MUI melalui berbagai seruan lingkungan hidup menekankan bahwa merusak alam merupakan perbuatan tercela yang bertentangan dengan prinsip syariah. IIFA-OIC juga menegaskan pentingnya perlindungan lingkungan sebagai bentuk realisasi maqāṣid al-syarī‘ah. Majelis Tarjih Muhammadiyah mendorong gaya hidup berkelanjutan dan pemanfaatan teknologi hijau demi menjaga amanah Allah kepada manusia. Dengan demikian, inovasi teknologi tidak hanya diukur dari keuntungan ekonomi, tetapi juga dari kontribusinya terhadap keberlanjutan kehidupan generasi mendatang.
Kesimpulan
Perkembangan teknologi modern menghadirkan peluang besar sekaligus tantangan baru bagi umat Islam. Prinsip dasar syariah menunjukkan bahwa teknologi pada dasarnya bersifat mubah dan dapat dimanfaatkan untuk kemaslahatan selama tidak bertentangan dengan Al-Qur’an, Sunnah, serta tujuan-tujuan utama syariat. Fatwa MUI, pandangan Majelis Tarjih Muhammadiyah, dan keputusan ulama internasional menunjukkan adanya semangat ijtihad untuk menjawab persoalan kontemporer secara dinamis tanpa mengabaikan nilai-nilai keislaman.
Sepuluh isu teknologi yang dibahas dalam artikel ini memperlihatkan bahwa Islam memiliki kerangka etik yang kuat dalam menghadapi perubahan zaman. Kecerdasan buatan, media sosial, fintech, cryptocurrency, perlindungan data, pendidikan digital, bioteknologi, robotika, dakwah digital, hingga teknologi ramah lingkungan harus diarahkan pada tercapainya kemaslahatan, keadilan, perlindungan martabat manusia, serta keberlanjutan kehidupan. Dengan demikian, umat Islam tidak hanya menjadi pengguna teknologi, tetapi juga menjadi pelopor inovasi yang berlandaskan iman, ilmu, dan akhlak.
Saran
Umat Islam perlu meningkatkan literasi digital dan literasi fikih kontemporer agar mampu menyikapi perkembangan teknologi secara kritis dan bijaksana. Lembaga pendidikan Islam, pesantren, dan perguruan tinggi hendaknya memasukkan kajian etika teknologi dalam kurikulum agar lahir generasi Muslim yang kompeten sekaligus berintegritas.
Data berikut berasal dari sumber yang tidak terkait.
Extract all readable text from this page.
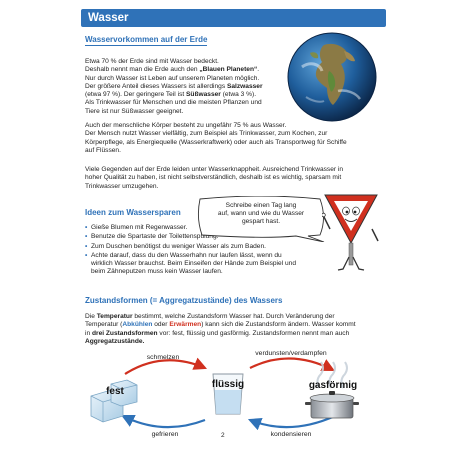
Wasser
Wasservorkommen auf der Erde
Etwa 70 % der Erde sind mit Wasser bedeckt.
Deshalb nennt man die Erde auch den „Blauen Planeten“.
Nur durch Wasser ist Leben auf unserem Planeten möglich.
Der größere Anteil dieses Wassers ist allerdings Salzwasser
(etwa 97 %). Der geringere Teil ist Süßwasser (etwa 3 %).
Als Trinkwasser für Menschen und die meisten Pflanzen und
Tiere ist nur Süßwasser geeignet.
Auch der menschliche Körper besteht zu ungefähr 75 % aus Wasser.
Der Mensch nutzt Wasser vielfältig, zum Beispiel als Trinkwasser, zum Kochen, zur
Körperpflege, als Energiequelle (Wasserkraftwerk) oder auch als Transportweg für Schiffe
auf Flüssen.
Viele Gegenden auf der Erde leiden unter Wasserknappheit. Ausreichend Trinkwasser in
hoher Qualität zu haben, ist nicht selbstverständlich, deshalb ist es wichtig, sparsam mit
Trinkwasser umzugehen.
Ideen zum Wassersparen
• Gieße Blumen mit Regenwasser.
• Benutze die Spartaste der Toilettenspülung.
• Zum Duschen benötigst du weniger Wasser als zum Baden.
• Achte darauf, dass du den Wasserhahn nur laufen lässt, wenn du wirklich Wasser brauchst. Beim Einseifen der Hände zum Beispiel und beim Zähneputzen muss kein Wasser laufen.
Schreibe einen Tag lang
auf, wann und wie du Wasser
gespart hast.
Zustandsformen (= Aggregatzustände) des Wassers
Die Temperatur bestimmt, welche Zustandsform Wasser hat. Durch Veränderung der
Temperatur (Abkühlen oder Erwärmen) kann sich die Zustandsform ändern. Wasser kommt
in drei Zustandsformen vor: fest, flüssig und gasförmig. Zustandsformen nennt man auch
Aggregatzustände.
schmelzen
verdunsten/verdampfen
gefrieren	kondensieren
fest
flüssig	gasförmig
2
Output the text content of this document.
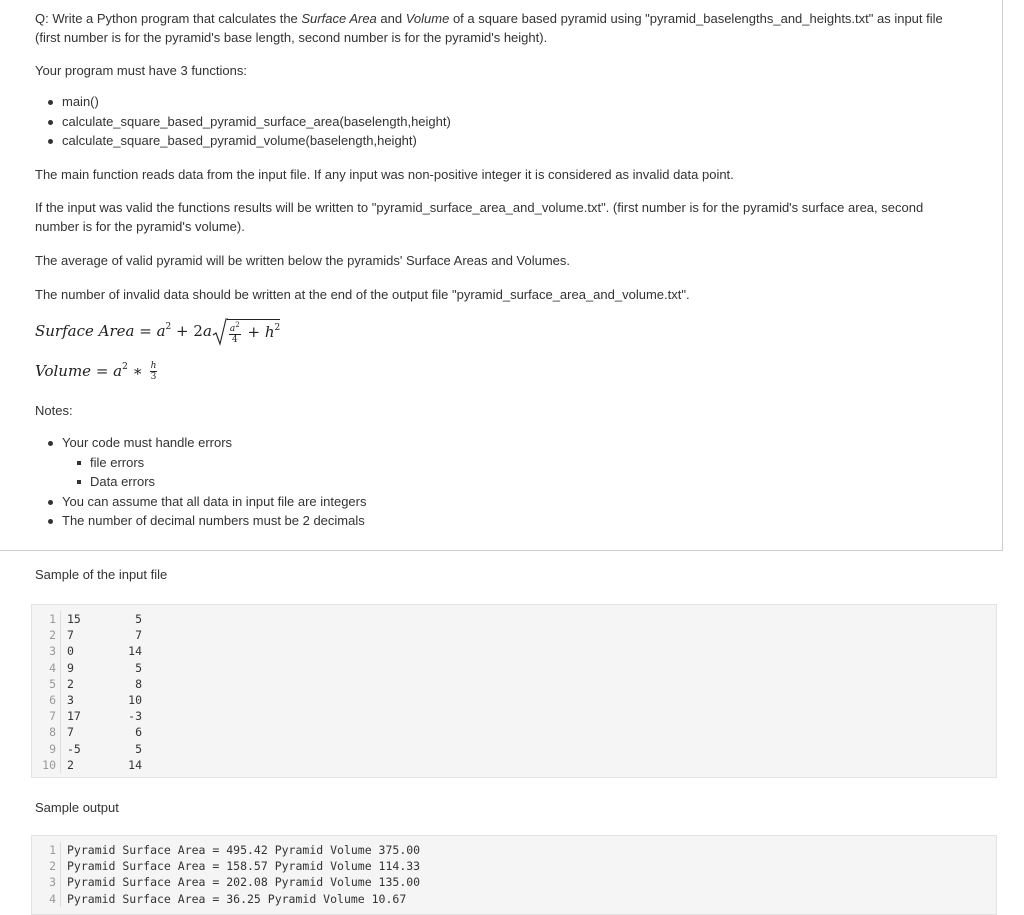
Q: Write a Python program that calculates the Surface Area and Volume of a square based pyramid using "pyramid_baselengths_and_heights.txt" as input file

(first number is for the pyramid's base length, second number is for the pyramid's height).

Your program must have 3 functions:

main()
calculate_square_based_pyramid_surface_area(baselength,height)
calculate_square_based_pyramid_volume(baselength,height)

The main function reads data from the input file. If any input was non-positive integer it is considered as invalid data point.

If the input was valid the functions results will be written to "pyramid_surface_area_and_volume.txt". (first number is for the pyramid's surface area, second

number is for the pyramid's volume).

The average of valid pyramid will be written below the pyramids' Surface Areas and Volumes.

The number of invalid data should be written at the end of the output file "pyramid_surface_area_and_volume.txt".

Surface Area = $a^2 + 2a \frac{a^2}{4} + h^2$
Volume = $a^2$ ∗ $\frac{h}{3}$

Notes:

Your code must handle errors
file errors
Data errors
You can assume that all data in input file are integers
The number of decimal numbers must be 2 decimals

Sample of the input file

1 15	5
2 7	7
3 0	14
4 9	5
5 2	8
6 3	10
7 17	-3
8 7	6
9 -5	5
10 2	14

Sample output

1 Pyramid Surface Area = 495.42 Pyramid Volume 375.00
2 Pyramid Surface Area = 158.57 Pyramid Volume 114.33
3 Pyramid Surface Area = 202.08 Pyramid Volume 135.00
4 Pyramid Surface Area = 36.25 Pyramid Volume 10.67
Selain itu, kolaborasi antara ulama, akademisi, ilmuwan, regulator, dan pelaku industri perlu diperkuat dalam merumuskan fatwa serta kebijakan yang responsif terhadap inovasi teknologi. Pendekatan multidisipliner akan membantu memastikan bahwa kemajuan teknologi benar-benar menjadi sarana ibadah dan pembangunan peradaban yang membawa rahmat bagi seluruh alam.
Daftar Pustaka (Gaya APA)
- Al-Qur’an al-Karim.
- Dewan Syariah Nasional Majelis Ulama Indonesia. (2018). Fatwa DSN-MUI No. 117/DSN-MUI/II/2018 tentang Layanan Pembiayaan Berbasis Teknologi Informasi Berdasarkan Prinsip Syariah.
- Majelis Ulama Indonesia. (2017). Fatwa MUI No. 24 Tahun 2017 tentang Hukum dan Pedoman Bermuamalah melalui Media Sosial.
- Majelis Ulama Indonesia. (2021). Keputusan Ijtima Ulama Komisi Fatwa tentang Cryptocurrency.
- International Islamic Fiqh Academy (IIFA-OIC). (berbagai resolusi). Resolutions and Recommendations.
- Majelis Tarjih dan Tajdid Pimpinan Pusat Muhammadiyah. (berbagai keputusan). Himpunan Putusan Tarjih.
- Al-Qaradawi, Y. (1995). Fiqh al-Awlawiyyat. Cairo: Maktabah Wahbah.
- Bin Bayyah, A. (2018). The Culture of Peace in Islam. Abu Dhabi Forum for Peace.
- Kamali, M. H. (2008). Shari’ah Law: An Introduction. Oxford: Oneworld Publications.
- Auda, J. (2008). Maqasid al-Shariah as Philosophy of Islamic Law: A Systems Approach. London: The International Institute of Islamic Thought.